Citations are on the Wiki page.
-
Repugnicans and Democrats
If two groups do the same thing, it is still not the same, or? Where was the outrage by all those rightwing mudslingers when their own favourites went to Damaskus to meet Assad? Pelosi got guts, her visit may show better results than those of the Bushy minions, she represents a branch of the Gouvernment afterall, even though King George the Turd may not agree. Does he even know the constitution? Sometimes one has to wonder.
-
To Victoria
Have you seen this link?
http://www.mahablog.com/2007/04/04/pelosi-wears-scarf-righties-bark-at-moon/
I personally think that the Bra is a more impressive symbol of female oppression,
But I don't take on a rant every time I see a woman or a man choosing to use it, for personal, religious or social reasons.

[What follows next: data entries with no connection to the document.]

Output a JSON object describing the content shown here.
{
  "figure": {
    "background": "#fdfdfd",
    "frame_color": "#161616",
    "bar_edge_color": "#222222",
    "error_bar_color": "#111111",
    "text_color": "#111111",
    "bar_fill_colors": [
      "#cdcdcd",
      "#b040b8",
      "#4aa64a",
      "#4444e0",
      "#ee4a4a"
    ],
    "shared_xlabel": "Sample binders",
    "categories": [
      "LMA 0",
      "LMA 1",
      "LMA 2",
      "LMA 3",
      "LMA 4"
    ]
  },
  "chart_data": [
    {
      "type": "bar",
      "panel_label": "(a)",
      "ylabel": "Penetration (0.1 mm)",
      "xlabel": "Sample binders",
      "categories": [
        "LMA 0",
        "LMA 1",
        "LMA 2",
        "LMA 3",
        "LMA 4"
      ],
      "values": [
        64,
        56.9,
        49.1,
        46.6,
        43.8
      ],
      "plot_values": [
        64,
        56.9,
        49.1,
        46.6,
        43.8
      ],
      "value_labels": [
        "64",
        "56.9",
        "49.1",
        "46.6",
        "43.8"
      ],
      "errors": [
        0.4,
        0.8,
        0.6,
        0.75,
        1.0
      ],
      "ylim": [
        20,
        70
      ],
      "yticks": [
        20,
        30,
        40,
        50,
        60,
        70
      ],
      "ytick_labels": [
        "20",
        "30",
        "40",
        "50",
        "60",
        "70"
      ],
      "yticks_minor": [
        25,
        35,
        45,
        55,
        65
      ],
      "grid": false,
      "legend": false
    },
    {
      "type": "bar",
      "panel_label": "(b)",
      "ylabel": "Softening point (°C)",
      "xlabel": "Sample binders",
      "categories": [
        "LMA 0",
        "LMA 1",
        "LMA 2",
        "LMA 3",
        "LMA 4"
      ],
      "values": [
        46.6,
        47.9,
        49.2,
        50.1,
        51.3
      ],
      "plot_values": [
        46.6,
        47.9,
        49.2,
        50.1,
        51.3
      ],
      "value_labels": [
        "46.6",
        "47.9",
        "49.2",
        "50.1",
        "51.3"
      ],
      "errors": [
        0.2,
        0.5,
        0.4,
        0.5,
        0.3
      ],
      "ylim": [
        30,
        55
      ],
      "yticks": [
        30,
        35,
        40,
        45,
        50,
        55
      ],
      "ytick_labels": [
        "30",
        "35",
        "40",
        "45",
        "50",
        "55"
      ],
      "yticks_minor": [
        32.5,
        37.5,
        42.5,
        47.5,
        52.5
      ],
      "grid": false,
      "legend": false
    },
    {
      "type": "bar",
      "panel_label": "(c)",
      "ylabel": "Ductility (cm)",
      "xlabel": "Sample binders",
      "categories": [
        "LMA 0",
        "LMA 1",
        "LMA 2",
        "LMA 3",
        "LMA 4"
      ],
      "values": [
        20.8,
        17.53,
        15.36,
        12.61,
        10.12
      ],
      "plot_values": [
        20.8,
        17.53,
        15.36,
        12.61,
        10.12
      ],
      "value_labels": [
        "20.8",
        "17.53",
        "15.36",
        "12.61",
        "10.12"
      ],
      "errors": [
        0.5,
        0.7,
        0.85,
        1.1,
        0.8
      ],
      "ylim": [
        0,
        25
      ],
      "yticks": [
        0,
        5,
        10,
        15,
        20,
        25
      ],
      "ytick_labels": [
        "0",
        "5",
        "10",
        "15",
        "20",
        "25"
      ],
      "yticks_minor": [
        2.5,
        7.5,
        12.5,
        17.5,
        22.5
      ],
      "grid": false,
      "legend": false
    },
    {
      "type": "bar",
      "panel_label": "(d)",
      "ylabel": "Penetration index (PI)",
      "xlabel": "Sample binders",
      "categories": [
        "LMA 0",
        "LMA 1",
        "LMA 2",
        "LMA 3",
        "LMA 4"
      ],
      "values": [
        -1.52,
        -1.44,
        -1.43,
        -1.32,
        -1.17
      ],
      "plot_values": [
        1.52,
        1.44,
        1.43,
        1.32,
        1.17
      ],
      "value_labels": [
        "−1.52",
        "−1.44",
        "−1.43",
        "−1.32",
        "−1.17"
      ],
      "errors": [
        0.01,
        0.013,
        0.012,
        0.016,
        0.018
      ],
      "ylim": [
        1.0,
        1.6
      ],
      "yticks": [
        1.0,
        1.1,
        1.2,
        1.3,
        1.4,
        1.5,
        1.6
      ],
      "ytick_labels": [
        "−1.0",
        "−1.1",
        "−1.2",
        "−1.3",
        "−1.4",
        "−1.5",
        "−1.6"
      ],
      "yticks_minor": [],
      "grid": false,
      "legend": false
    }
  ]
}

That old principle: "None of my business".
-
Regarding Hasert
WiJO:
Thanks for that Wiki citation. What Hasert did was wrong, too. And it doesn't make correct what Pelosi did. It just proves that both sides of the aisle are capable of this, and it's amusing to think that only one political party is capable of foolishness. But this is Salon, where with few exceptions you can connect anything from "The Sopranos" to "Dancing With the Stars" to that Mailer book on the Nazis to Bush and whatever lame puns are created about Repooprians or Reschlubricans or CONVICTservatives.
-
More on the Headscarf Business
I know most of these letters have already covered the ground of rebutting the initial letter attacking Speaker Pelosi for wearing a headscarf. But there is one piece of information that I don't see anyone discussing. Victoria asks why Nancy Pelosi would go to a mosque at all. The answer is pretty simple. The Umayyad Mosque which Pelosi visited contained a shrine believed to contain the head of John the Baptist, a revered prophet in both Islamic and Christian traditions. Nancy Pelosi is a practicing Catholic and made the sign of the cross in front of The Baptist's shrine as an act both of personal religious pilgrimage and solidarity with Syria's million Christians, who have at best a tenuous relationship with the Assad regime.
Unless you are willing to criticize the Catholic Speaker of the House for attending Mass conducted by a sexist and sexually oppressive priesthood in the United States, then her decision to visit a mosque for what are, primarily, personal religious reasons is just more Islamophobia of the worst sort. The most powerful woman in American history wearing a headscarf is no more offensive than her carrying a rosary. Indeed, seeing a proud, powerful woman standing in a mosque making the sign of the cross while doing her best not to offend her hosts is as profound a rebuke to the sexism inherent in all religions as I can imagine.